È, d’altro canto, consolidato l’orientamento di questa Corte che stabilisce come la validità della sentenza, la cui motivazione sia redatta “per relationem”, presuppone che essa sia autosufficiente, attraverso una valutazione autonoma e critica dei contenuti mutuati, al fine di poterne verificare la sua compatibilità logico giuridica; al contrario, deve ritenersi nulla, ex art. 360, comma 1, n. 4, la sentenza che si limiti ad indicare la pronuncia richiamata, senza evidenziare la validità delle argomentazioni assunte e della loro pertinenza e decisività, in riferimento all’oggetto del processo, così rendendo impossibile individuare la ratio decidendi della decisione (Cass. ord. 459 del 2022; Cass. ord. 22562 del 2016).
3.2. Nel caso di specie, la Corte territoriale, pur avendo fatto riferimento alla sentenza del Tribunale di Roma, ne ha valutato criticamente i contenuti, diffusamente argomentando sulla denunziata assenza di specificità della contestazione.

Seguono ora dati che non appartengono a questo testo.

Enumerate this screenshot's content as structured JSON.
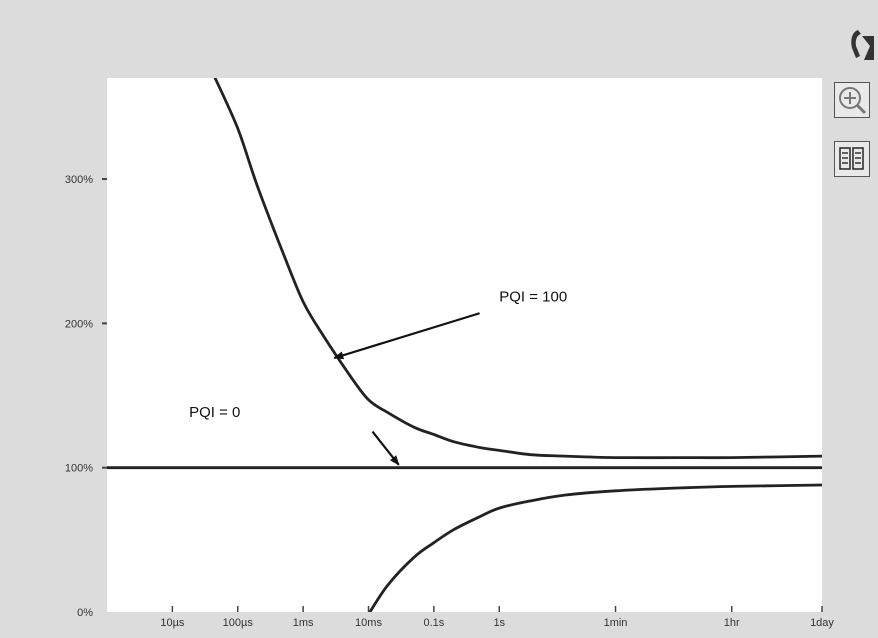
{
  "toolbar": {
    "logo_icon": "app-logo-icon",
    "zoom_icon": "zoom-in-icon",
    "columns_icon": "columns-icon"
  },
  "chart_data": {
    "type": "line",
    "title": "",
    "xlabel": "",
    "ylabel": "",
    "x_scale": "log",
    "x_unit": "seconds",
    "x_ticks": [
      {
        "label": "10µs",
        "value": 1e-05
      },
      {
        "label": "100µs",
        "value": 0.0001
      },
      {
        "label": "1ms",
        "value": 0.001
      },
      {
        "label": "10ms",
        "value": 0.01
      },
      {
        "label": "0.1s",
        "value": 0.1
      },
      {
        "label": "1s",
        "value": 1
      },
      {
        "label": "1min",
        "value": 60
      },
      {
        "label": "1hr",
        "value": 3600
      },
      {
        "label": "1day",
        "value": 86400
      }
    ],
    "xlim": [
      1e-06,
      86400
    ],
    "y_ticks": [
      {
        "label": "0%",
        "value": 0
      },
      {
        "label": "100%",
        "value": 100
      },
      {
        "label": "200%",
        "value": 200
      },
      {
        "label": "300%",
        "value": 300
      }
    ],
    "ylim": [
      0,
      370
    ],
    "grid": false,
    "series": [
      {
        "name": "PQI = 100 (upper)",
        "color": "#222222",
        "x": [
          4.2e-05,
          0.0001,
          0.0002,
          0.0005,
          0.001,
          0.002,
          0.005,
          0.01,
          0.02,
          0.05,
          0.1,
          0.2,
          0.5,
          1,
          3,
          10,
          60,
          600,
          3600,
          86400
        ],
        "y": [
          373,
          335,
          295,
          248,
          215,
          192,
          165,
          147,
          138,
          128,
          123,
          118,
          114,
          112,
          109,
          108,
          107,
          107,
          107,
          108
        ]
      },
      {
        "name": "PQI = 0",
        "color": "#222222",
        "x": [
          1e-06,
          86400
        ],
        "y": [
          100,
          100
        ]
      },
      {
        "name": "PQI = 100 (lower)",
        "color": "#222222",
        "x": [
          0.0105,
          0.02,
          0.05,
          0.1,
          0.2,
          0.5,
          1,
          3,
          10,
          60,
          600,
          3600,
          86400
        ],
        "y": [
          0,
          19,
          38,
          48,
          57,
          66,
          72,
          77,
          81,
          84,
          86,
          87,
          88
        ]
      }
    ],
    "annotations": [
      {
        "text": "PQI = 100",
        "label_x": 1.0,
        "label_y": 215,
        "arrow_from_x": 0.5,
        "arrow_from_y": 207,
        "arrow_to_x": 0.003,
        "arrow_to_y": 176
      },
      {
        "text": "PQI = 0",
        "label_x": 1.8e-05,
        "label_y": 135,
        "arrow_from_x": 0.0115,
        "arrow_from_y": 125,
        "arrow_to_x": 0.029,
        "arrow_to_y": 102
      }
    ]
  }
}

3.3. Per quanto concerne la censura riguardante la genericità della contestazione, va infatti rilevato che la contestazione dell’addebito prodromica al licenziamento ha la finalità di consentire al lavoratore di difendersi, dovendo fornire a quest’ultimo, secondo il principio della specificità, indicazioni necessarie ed essenziali tali per cui possa individuare, nella sua materialità, il fatto addebitatogli; per integrare la violazione del principio di specificità, dunque, è necessario che si sia sostanziata una concreta lesione del diritto di difesa del lavoratore e l’esercizio della difesa in sede di giustificazioni è un elemento concretamente valutabile per ritenere provata la non genericità della contestazione (Cass. sent. 9590 del 2018).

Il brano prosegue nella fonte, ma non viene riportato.